|5| Ölümü Ertelemek
<><><><><><>
Yorumlarınızı bekliyorum, iyi okumalar dilerim.
Sorunuz var mı?
İthaf isteyen?
<><><><><><>
_______
________
_5. Bölüm_
'Ölümü Ertelemek'
^
Tecrübe, korku ile gölgenirdi bazı zamanlarda. Tüm mantığı devre dışı bırakan bu his en büyük hataları da beraberinde getirirdi.
Ani bir refleksle geriye çekildim, hala karşımdaki kanlı manzarayı izliyordum. Diğerleri de benden farklı bir durumda değildi. Dehşete kapılmış bir ifade ile Awhoz'a bakıyorlardı. Yaratık az önce kurtarmaya çalıştığım genç çocukla beslenirken elimizden hiçbir şey gelmiyordu.
Kendine gelen ilk kişi ben oldum, karşımdaki manzara nedense bana tanıdık gelmeye başlamıştı. Belki de sırf bu yüzden, kendime gelmeyi başardım ve mantığımın sesini duydum. Ancak ben, buraya geldiğimden beri hiç böyle bir şeye şahit olamamıştım. Geçen dört yıl boyunca hiçbir yaratığın saldırısını görmediğim gibi şu son zamanlar bir yana onlarla bu kadar sık karşılaşmazdık. Ormanda kaynak ararken karşımıza çıkan yaratıkların öldürdüğü insanların haberini alırdım kimi zaman. Yas tutmak bir yana çoğu kimsesiz olan bu insanların ölüm haberi sıradan bir günün sıradan bir parçası olurdu.
Son zamanlarda bu yaratıkların çığırından çıkıp normalde yapmadıkları davranışlar sergilemesi ben dahil herkesi korkutuyordu. Anlamak için insanların yüzlerine bakmak yeterliydi. Hayat ile ölüm arasındaki o ince çizgi sanırım git gide daha da inceliyordu.
Etrafıma baktım, hala kurtulma şansımız var mı diye bir çözüm yolu bulmaya çalıştım. Hareket ettiğimiz an Awhoz bizi fark edecek ve saldıracaktı. Aç olması ya da tehlikede hissetmesi önemli değildi, saldırmak için ihtiyaçlara ya da korkuya gerek duymuyordu. Saldırganlık bakımından en başı Awhoz denen bu yaratıklar çekerdi her zaman.
Birkaç adım ötemde duran adamın bana baktığını fark ettim. Ne yapması gerektiğini bilmez halde çaresizliğini benimle paylaşıyordu. Ona yardım edemezdim, aralarında bu dünyaya en yabancı bendim şu durumda. Eksik benliğim benden tüm tecrübe ve meziyetlerimi almıştı.
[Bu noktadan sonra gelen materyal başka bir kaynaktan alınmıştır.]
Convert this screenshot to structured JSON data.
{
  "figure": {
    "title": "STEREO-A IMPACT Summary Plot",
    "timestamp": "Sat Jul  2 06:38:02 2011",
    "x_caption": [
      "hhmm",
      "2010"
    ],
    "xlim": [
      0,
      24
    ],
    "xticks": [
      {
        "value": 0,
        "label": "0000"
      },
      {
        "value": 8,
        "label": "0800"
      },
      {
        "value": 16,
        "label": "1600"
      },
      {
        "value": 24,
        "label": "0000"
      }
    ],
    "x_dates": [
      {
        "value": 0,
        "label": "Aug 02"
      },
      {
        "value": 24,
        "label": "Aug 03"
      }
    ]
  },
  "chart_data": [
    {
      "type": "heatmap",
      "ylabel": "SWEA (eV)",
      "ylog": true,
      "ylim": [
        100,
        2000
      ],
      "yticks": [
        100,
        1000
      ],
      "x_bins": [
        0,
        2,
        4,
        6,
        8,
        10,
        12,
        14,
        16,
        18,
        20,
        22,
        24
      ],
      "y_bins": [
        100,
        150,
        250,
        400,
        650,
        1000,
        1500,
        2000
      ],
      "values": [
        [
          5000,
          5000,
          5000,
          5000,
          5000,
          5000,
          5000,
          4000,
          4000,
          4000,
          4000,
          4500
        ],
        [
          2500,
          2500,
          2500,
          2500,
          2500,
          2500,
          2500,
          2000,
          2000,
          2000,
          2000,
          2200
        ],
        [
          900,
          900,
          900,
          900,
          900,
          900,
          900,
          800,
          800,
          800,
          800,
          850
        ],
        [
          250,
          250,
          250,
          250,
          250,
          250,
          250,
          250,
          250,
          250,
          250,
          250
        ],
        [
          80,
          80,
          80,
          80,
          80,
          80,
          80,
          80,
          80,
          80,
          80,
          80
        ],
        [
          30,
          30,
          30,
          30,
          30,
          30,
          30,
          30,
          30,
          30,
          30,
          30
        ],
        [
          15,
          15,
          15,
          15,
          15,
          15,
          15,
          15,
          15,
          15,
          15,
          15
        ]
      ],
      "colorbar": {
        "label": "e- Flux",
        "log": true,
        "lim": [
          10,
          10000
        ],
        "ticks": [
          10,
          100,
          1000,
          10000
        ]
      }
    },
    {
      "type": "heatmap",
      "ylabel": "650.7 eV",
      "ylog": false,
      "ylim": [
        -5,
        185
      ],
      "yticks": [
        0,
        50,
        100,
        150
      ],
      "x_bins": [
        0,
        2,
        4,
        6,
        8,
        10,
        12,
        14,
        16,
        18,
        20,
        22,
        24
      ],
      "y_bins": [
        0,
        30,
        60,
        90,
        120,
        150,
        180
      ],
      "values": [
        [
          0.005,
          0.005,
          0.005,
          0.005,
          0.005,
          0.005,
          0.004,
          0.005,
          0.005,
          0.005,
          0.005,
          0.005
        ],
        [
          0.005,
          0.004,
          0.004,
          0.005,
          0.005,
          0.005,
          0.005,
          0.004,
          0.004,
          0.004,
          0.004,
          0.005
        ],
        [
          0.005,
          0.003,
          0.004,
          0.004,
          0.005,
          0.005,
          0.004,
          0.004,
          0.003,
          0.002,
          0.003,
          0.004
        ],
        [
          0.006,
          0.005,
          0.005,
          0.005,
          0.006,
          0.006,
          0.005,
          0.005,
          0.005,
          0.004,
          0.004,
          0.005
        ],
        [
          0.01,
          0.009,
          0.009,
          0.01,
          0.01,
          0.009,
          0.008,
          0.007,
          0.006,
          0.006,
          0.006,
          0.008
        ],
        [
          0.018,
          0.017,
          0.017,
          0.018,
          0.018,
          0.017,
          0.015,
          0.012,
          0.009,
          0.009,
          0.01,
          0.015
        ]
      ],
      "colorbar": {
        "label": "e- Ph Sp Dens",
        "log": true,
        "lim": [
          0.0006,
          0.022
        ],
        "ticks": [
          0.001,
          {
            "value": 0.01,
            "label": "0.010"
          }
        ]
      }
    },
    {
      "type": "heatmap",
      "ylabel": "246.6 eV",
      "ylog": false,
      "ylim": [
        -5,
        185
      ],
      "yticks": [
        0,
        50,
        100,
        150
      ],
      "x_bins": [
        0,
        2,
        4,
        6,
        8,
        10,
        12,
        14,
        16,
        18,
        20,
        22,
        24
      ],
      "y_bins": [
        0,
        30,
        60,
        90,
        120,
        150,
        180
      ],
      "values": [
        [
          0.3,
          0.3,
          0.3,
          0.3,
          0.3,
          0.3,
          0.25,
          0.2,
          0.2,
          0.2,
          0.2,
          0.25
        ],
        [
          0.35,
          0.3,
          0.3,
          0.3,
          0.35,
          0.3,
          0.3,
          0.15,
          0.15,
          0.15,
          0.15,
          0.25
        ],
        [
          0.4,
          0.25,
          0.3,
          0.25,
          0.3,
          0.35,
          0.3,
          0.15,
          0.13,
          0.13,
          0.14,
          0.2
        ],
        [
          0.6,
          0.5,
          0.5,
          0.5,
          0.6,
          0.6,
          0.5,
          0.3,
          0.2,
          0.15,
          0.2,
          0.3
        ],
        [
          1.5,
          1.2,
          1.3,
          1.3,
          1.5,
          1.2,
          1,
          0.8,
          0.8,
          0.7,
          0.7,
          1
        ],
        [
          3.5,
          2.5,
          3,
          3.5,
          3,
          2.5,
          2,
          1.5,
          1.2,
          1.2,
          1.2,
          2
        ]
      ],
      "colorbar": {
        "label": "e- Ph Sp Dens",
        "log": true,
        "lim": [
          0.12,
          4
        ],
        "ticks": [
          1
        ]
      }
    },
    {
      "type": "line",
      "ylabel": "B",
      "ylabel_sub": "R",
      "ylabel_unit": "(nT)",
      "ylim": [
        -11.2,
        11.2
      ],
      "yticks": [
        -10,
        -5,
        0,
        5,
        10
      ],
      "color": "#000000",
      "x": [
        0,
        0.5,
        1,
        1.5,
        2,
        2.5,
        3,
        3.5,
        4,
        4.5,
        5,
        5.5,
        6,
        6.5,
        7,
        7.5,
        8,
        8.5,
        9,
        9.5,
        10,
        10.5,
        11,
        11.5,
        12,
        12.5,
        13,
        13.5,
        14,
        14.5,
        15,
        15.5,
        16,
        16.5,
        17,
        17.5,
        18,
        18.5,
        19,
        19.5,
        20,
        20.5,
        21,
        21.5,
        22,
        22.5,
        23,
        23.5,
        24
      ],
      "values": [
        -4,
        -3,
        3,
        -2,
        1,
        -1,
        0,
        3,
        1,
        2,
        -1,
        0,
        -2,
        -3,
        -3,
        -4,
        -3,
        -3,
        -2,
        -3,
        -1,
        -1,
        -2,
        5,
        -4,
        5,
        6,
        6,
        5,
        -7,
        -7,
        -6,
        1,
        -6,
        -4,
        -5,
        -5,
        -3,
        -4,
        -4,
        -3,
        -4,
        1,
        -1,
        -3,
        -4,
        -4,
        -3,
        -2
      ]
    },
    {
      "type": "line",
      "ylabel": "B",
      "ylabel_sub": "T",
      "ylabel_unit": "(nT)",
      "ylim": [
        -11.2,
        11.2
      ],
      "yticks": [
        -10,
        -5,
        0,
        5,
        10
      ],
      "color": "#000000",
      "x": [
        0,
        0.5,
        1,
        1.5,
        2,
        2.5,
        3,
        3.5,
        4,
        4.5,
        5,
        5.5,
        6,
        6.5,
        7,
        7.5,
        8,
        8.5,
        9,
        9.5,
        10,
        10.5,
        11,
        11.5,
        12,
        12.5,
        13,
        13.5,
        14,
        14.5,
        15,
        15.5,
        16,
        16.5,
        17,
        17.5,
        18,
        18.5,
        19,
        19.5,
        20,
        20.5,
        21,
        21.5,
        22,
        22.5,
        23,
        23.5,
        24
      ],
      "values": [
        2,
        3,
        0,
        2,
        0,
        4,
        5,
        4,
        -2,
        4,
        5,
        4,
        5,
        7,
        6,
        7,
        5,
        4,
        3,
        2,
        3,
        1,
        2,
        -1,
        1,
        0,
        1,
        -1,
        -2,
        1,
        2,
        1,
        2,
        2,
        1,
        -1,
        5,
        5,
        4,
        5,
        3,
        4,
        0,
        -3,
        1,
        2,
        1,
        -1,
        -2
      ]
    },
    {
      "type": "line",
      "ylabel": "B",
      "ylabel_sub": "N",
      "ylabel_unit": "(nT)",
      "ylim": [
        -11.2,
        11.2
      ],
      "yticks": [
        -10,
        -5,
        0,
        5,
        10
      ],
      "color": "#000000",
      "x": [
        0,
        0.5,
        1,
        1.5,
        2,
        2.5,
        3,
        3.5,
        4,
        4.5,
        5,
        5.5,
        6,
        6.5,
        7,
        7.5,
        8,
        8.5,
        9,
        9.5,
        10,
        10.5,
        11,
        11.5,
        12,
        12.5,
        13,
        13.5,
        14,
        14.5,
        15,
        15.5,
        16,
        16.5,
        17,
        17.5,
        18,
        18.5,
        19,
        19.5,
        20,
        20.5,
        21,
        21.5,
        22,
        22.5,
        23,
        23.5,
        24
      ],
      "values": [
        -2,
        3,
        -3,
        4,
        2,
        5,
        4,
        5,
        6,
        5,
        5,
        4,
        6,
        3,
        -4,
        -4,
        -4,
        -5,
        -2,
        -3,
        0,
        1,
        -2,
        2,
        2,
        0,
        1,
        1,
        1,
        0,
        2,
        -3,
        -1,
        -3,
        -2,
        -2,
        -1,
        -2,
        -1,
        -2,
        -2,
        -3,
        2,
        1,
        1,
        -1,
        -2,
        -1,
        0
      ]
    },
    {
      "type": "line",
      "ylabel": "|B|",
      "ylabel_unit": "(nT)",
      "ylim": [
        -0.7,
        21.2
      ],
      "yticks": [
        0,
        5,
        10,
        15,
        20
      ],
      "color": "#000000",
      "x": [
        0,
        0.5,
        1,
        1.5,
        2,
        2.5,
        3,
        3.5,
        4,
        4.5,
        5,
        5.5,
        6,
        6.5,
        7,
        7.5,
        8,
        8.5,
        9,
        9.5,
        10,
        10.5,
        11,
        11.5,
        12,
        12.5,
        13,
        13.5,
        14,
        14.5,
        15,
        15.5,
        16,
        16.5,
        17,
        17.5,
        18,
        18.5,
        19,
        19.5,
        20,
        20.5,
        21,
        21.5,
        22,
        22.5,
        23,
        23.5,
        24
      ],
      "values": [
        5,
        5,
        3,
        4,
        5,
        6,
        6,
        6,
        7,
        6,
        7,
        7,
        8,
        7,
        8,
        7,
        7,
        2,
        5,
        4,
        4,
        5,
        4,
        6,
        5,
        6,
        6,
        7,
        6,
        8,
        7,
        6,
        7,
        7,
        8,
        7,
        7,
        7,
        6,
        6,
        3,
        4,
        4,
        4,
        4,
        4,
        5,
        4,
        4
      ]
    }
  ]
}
Awhoz parçalandığı cesedi bir kenarıya fırlatıp kıvrılarak etrafına bakmaya başladı. Sanırım kendine yeni bir av arıyordu. Nafesimi tuttum, en ufak bir kıpırtıdan bile kaçınıyordum. Başını tam benimle aynı hizaya getirmişti ki benimle aynı hizada, tam karşımda duran adam, yaratık ondan uzaklaştığı için hareket etme gafletinde bulundu.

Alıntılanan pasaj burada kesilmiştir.